Farmgirl launched its supply chain with U.S. vendors’ flowers only, though has since pivoted to international sourcing. Urban Stems also uses third-party international sources.

Last year, despite the challenge of the pandemic, was also great for these digital challengers’ bottom lines.

“At UrbanStems we saw a shift in customer demand as they began using our service as a way of connecting with family and friends they couldn’t celebrate with in person for the foreseeable future,” said Megan Bailey Darmody, the company’s director of brand marketing. She added that the number of customers sending flowers for big occasions like anniversaries dropped during the pandemic, though there was an increase in consumers sending flowers “just because” or even gifting arrangements to themselves.

“While just about everything — from sourcing flowers to getting flowers to your doorstep to figuring out how to run a production floor with every team member more than six feet apart — was about 100 times more complicated than it had been pre-pandemic, the saving grace of 2020 was that business was great,” said Stembel. “Like over 100% year-over-year growth great. And we were able to achieve these numbers with all of our digital marketing turned off between March and November of last year.”

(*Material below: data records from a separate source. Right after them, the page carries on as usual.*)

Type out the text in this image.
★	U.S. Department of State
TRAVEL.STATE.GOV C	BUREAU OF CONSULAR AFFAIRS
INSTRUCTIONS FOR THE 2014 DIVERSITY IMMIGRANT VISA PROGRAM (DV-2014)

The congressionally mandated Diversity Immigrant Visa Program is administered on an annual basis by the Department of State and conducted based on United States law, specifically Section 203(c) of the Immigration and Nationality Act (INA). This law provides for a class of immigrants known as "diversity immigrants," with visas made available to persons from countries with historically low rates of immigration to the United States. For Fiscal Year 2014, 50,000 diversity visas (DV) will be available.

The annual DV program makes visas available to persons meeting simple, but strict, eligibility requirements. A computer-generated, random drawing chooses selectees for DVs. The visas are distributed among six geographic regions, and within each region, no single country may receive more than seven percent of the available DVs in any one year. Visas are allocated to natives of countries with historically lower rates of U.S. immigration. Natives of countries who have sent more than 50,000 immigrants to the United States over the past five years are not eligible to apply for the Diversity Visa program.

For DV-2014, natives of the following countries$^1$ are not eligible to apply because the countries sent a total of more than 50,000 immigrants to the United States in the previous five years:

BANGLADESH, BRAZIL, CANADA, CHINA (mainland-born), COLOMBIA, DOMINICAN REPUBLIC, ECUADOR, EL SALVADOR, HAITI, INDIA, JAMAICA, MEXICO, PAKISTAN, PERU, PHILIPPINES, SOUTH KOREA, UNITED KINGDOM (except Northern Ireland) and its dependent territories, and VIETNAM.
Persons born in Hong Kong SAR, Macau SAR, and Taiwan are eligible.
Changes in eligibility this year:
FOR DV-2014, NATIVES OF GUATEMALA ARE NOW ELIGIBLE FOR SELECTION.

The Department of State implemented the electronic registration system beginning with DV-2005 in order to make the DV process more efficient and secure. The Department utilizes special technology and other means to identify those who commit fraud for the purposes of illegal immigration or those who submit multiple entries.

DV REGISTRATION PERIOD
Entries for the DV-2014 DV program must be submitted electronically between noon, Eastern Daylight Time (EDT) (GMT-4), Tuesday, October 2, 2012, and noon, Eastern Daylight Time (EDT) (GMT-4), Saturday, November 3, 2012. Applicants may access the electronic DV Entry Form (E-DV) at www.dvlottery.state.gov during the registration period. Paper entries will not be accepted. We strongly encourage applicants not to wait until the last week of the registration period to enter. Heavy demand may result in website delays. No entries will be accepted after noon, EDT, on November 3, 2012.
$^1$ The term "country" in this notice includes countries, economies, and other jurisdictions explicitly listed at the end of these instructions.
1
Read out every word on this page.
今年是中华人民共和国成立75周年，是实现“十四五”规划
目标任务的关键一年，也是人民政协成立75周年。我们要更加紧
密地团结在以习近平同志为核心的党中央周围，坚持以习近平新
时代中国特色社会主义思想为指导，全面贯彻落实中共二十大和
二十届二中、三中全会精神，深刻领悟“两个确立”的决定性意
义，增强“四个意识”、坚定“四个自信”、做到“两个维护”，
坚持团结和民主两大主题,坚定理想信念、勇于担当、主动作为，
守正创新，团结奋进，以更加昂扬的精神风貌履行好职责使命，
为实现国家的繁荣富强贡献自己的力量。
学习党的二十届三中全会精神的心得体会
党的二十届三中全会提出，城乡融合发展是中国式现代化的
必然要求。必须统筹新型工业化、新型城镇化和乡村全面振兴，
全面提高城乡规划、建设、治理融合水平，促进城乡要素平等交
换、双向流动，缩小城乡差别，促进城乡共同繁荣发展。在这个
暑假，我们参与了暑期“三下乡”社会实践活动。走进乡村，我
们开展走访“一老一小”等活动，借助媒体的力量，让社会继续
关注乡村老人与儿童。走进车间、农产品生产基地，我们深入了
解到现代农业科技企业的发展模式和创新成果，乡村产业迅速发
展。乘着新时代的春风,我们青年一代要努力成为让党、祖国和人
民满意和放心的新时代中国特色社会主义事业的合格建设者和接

1-800-Flowers also saw pandemic gains, while operating via a the-bigger-the-better model. In its year end earnings call, CEO Chris McCann highlighted some of the digital investments the company made that year like virtual events, AI chat on site, better on site search, business-to-business services a peer-to-peer chat platform called Connection Communities and a personalization hub for its gifting section. Revenues increased across its DTC cut flower assortment as well as its gourmet gift baskets and wholesale floral efforts.

Shipping challenges present headwinds

However, as shipping and freight delays, supply chain mishaps and uncertainty continue into a post-pandemic 2021, companies are hedging their bets.

“Valentine’s Day this year was an unmitigated shipping disaster,” said Stembel. “Nearly 50% of our orders weren’t delivered on time due to carrier delays caused both by operational failures and then extreme weather in the Midwest made it equally impossible to get redeliveries to our recipients the week following.”

Stembel added that these issues are compounded by shipping partners removing delivery guarantees. Thus, when weather or carrier delays occur, businesses, rather than carriers, are responsible for the costs or re-sending an order. Harrouche acknowledges that, despite her company’s ability to control the sourcing process from farm to box, “the challenges of delivery in this crazy Covid world are unfortunately in the hands of our third-party carriers.”

Despite these challenges, however, Harrouche isn’t worried about launching her e-commerce brand in the uncertain and newly-opened in-store terrain of 2021.

“I believe in the online market,” said Harrouche. “There’s only room to grow. This is a gifting item, so if you live in Florida and want to give some in Georgia the only way to do it is via online.”